28 August 2019

STRUCTURE – there can’t be many people that, should they want a building designed and built, wouldn’t know an architect leads the way, directing engineers and builders. It’s a known and proven structure. Most pursuits have recognised structures: law, medicine, military, film making etc..

When it comes to live events, exhibitions and pavilions though, this structure is often missing – there’s just not the same common comprehension. People, companies and agencies often making up their own approach, relying on hearsay or doing what they’ve always done in their sector or field of view. Get a proven, efficient structure in place and you’ll save time, money and effort, you’ll reduce risks, life will be easier for all involved and you’ll get way more sleep (which is important!). Three and a half minutes of video to help…


Hi, I’m Will Glendinning. I’m a live event Producer, Designer, and Director.

Now, most industries that have to produce and deliver something have a clearly defined structure that exists because it’s proven and because it works. A restaurant kitchen has a structure led by a chef, an army led by its commander, a surgery led by the surgeon, and a film production led by the producer and director.

Live events are absolutely no different. There is a structure that is proven and that works.

Yet, I’m still amazed how frequently I find myself explaining this structure to people who are trying to create events, exhibitions, pavilions, or anything live. Almost any issue, be it creative, political, commercial, technical, operational, whatever it is can almost always be traced back to this structure not being in place or this structure not even being known about.

And I don’t care whether it’s the Olympic Games, a sporting event, a cultural event, military event, product launch, brand event, conference, whatever it is, there are four questions. And if these four questions can’t be answered almost immediately by everyone working on the event and everyone involved with the event, there is no way on Earth your live event is being delivered, produced or developed as efficiently and as effectively as it might be. This reduces it’s value and also diminishes the impact it creates.

Question one, which one person is the overall lead, ultimately responsible for delivering the event? They need relevant contextual experience of having led events with similar contextual requirements before in similar circumstances. They don’t necessarily need to understand the content or the purpose of the live event.

Question two, which one person is the overall lead for all content and all creative direction? This might be the brand manager or creative director for a brand or business event, the competition or sporting director for a sports event or for a concert it would almost certainly be the artist.

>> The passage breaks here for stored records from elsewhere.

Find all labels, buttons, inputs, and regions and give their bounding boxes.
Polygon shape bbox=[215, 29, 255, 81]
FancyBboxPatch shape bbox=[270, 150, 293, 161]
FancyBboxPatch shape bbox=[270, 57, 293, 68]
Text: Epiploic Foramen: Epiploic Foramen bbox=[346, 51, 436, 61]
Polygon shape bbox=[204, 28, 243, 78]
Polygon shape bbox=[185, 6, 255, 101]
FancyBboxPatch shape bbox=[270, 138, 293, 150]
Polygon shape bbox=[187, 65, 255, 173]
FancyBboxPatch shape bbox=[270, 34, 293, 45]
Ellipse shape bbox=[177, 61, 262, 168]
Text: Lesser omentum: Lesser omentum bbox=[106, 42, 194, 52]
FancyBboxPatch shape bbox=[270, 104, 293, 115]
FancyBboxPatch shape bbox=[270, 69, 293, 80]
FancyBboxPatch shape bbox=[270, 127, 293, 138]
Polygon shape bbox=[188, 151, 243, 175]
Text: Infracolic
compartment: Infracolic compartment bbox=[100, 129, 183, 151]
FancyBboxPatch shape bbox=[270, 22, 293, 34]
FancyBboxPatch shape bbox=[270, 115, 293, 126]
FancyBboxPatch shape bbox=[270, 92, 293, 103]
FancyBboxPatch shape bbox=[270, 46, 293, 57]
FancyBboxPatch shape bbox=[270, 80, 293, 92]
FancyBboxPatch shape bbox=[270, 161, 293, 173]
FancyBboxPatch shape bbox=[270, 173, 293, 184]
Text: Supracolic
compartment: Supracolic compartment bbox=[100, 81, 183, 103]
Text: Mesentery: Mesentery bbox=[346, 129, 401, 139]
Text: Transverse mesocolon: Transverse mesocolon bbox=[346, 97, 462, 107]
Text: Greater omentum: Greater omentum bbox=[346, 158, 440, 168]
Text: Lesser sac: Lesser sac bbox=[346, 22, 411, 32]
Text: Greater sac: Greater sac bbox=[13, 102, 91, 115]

Question three, which one person is taking overall responsibility for the physical delivery and production of everything necessary? They need relevant contextual experience of having delivered similar before in similar circumstances.

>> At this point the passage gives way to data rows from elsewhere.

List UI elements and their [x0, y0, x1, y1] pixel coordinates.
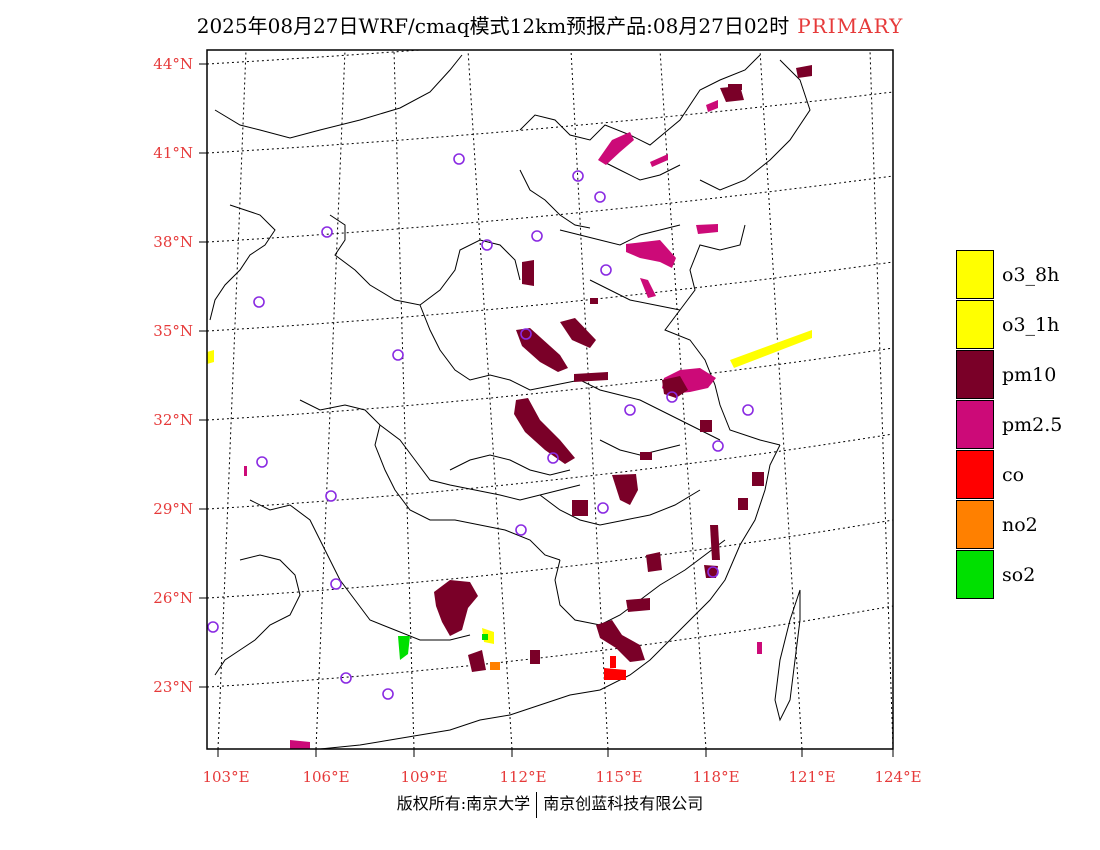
legend-swatch: [956, 250, 994, 299]
lat-label: 23°N: [153, 678, 193, 696]
latitude-labels: 44°N 41°N 38°N 35°N 32°N 29°N 26°N 23°N: [153, 55, 193, 696]
legend-swatch: [956, 550, 994, 599]
legend-label: co: [1002, 464, 1025, 486]
legend-item-so2: so2: [956, 550, 1062, 600]
longitude-labels: 103°E 106°E 109°E 112°E 115°E 118°E 121°…: [202, 768, 921, 786]
lon-label: 106°E: [302, 768, 349, 786]
lat-label: 38°N: [153, 233, 193, 251]
footer-separator: [536, 791, 538, 818]
lon-label: 109°E: [400, 768, 447, 786]
map-frame: [206, 49, 894, 750]
lon-label: 121°E: [788, 768, 835, 786]
legend-swatch: [956, 350, 994, 399]
legend-swatch: [956, 300, 994, 349]
lat-label: 26°N: [153, 589, 193, 607]
lon-label: 124°E: [874, 768, 921, 786]
copyright-footer: 版权所有:南京大学 南京创蓝科技有限公司: [0, 790, 1100, 818]
legend-item-o3-1h: o3_1h: [956, 300, 1062, 350]
lon-label: 103°E: [202, 768, 249, 786]
legend-swatch: [956, 450, 994, 499]
boundaries: [209, 54, 811, 749]
legend-label: so2: [1002, 564, 1036, 586]
lon-label: 115°E: [595, 768, 642, 786]
legend-item-pm10: pm10: [956, 350, 1062, 400]
tick-marks: [199, 63, 894, 757]
legend-label: pm10: [1002, 364, 1057, 386]
lon-label: 118°E: [692, 768, 739, 786]
lat-label: 32°N: [153, 411, 193, 429]
lat-label: 41°N: [153, 144, 193, 162]
longitude-gridlines: [217, 50, 893, 749]
lat-label: 35°N: [153, 322, 193, 340]
legend-swatch: [956, 400, 994, 449]
legend-label: pm2.5: [1002, 414, 1063, 436]
latitude-gridlines: [207, 50, 893, 688]
legend-swatch: [956, 500, 994, 549]
copyright-owner: 版权所有:南京大学: [396, 794, 531, 813]
legend-item-o3-8h: o3_8h: [956, 250, 1062, 300]
legend-item-no2: no2: [956, 500, 1062, 550]
copyright-company: 南京创蓝科技有限公司: [543, 794, 704, 813]
lon-label: 112°E: [499, 768, 546, 786]
station-markers: [207, 153, 754, 700]
legend-label: o3_1h: [1002, 314, 1060, 336]
legend: o3_8h o3_1h pm10 pm2.5 co no2 so2: [956, 250, 1062, 600]
legend-label: o3_8h: [1002, 264, 1060, 286]
map-title: 2025年08月27日WRF/cmaq模式12km预报产品:08月27日02时 P…: [0, 10, 1100, 39]
lat-label: 29°N: [153, 500, 193, 518]
title-text: 2025年08月27日WRF/cmaq模式12km预报产品:08月27日02时: [196, 14, 790, 38]
legend-item-pm25: pm2.5: [956, 400, 1062, 450]
title-tag: PRIMARY: [797, 14, 904, 38]
lat-label: 44°N: [153, 55, 193, 73]
pollutant-patches: [207, 65, 812, 749]
legend-item-co: co: [956, 450, 1062, 500]
legend-label: no2: [1002, 514, 1038, 536]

And question four, which one person is taking overall responsibility for all the logistics and operations requirements? For example, travel, accommodation, catering, ticketing, accreditation and all the rest of it. They need relevant contextual experience of having delivered similar before in similar circumstances.

The boundaries between these four roles can blur, but getting the right team in place and the right marriage between content and contextual experience is critical. Everyone else involved, account managers, procurement, marketing… whoever, all work with, or report into this structure.

If you’re a client or buyer, you could have this team report into you, or you may even be one of these core team members, the producer if you’re right for the job, or the content lead perhaps, if you’re a brand manager, but make sure this structure is clear and unambiguous.

These four roles could all be the same person on a smaller event, or they may have massive committees or teams involved, but ultimately there needs to be a directly accountable individual in each of these four roles. On larger, multi-faceted events, you simply divide the event into smaller obvious sub-events and ensure they have the same structure.

I’ve adopted this approach and structure on projects where there’s been just me, or a handful of people, through to projects and events where there have been over 20,000 people working on it. It works. All events are theater in some way, shape or form, and these principles have been proven over hundreds of years, so I can’t take all the credit.

Make sure you have this structure in place, or put it in place or get those you’re bringing on board to put in it in place for you. Everything will be less: expensive, complicated and painful this way.

So I hope that was helpful, any questions just let me know?

Thanks for watching, and I’ll speak to you again soon.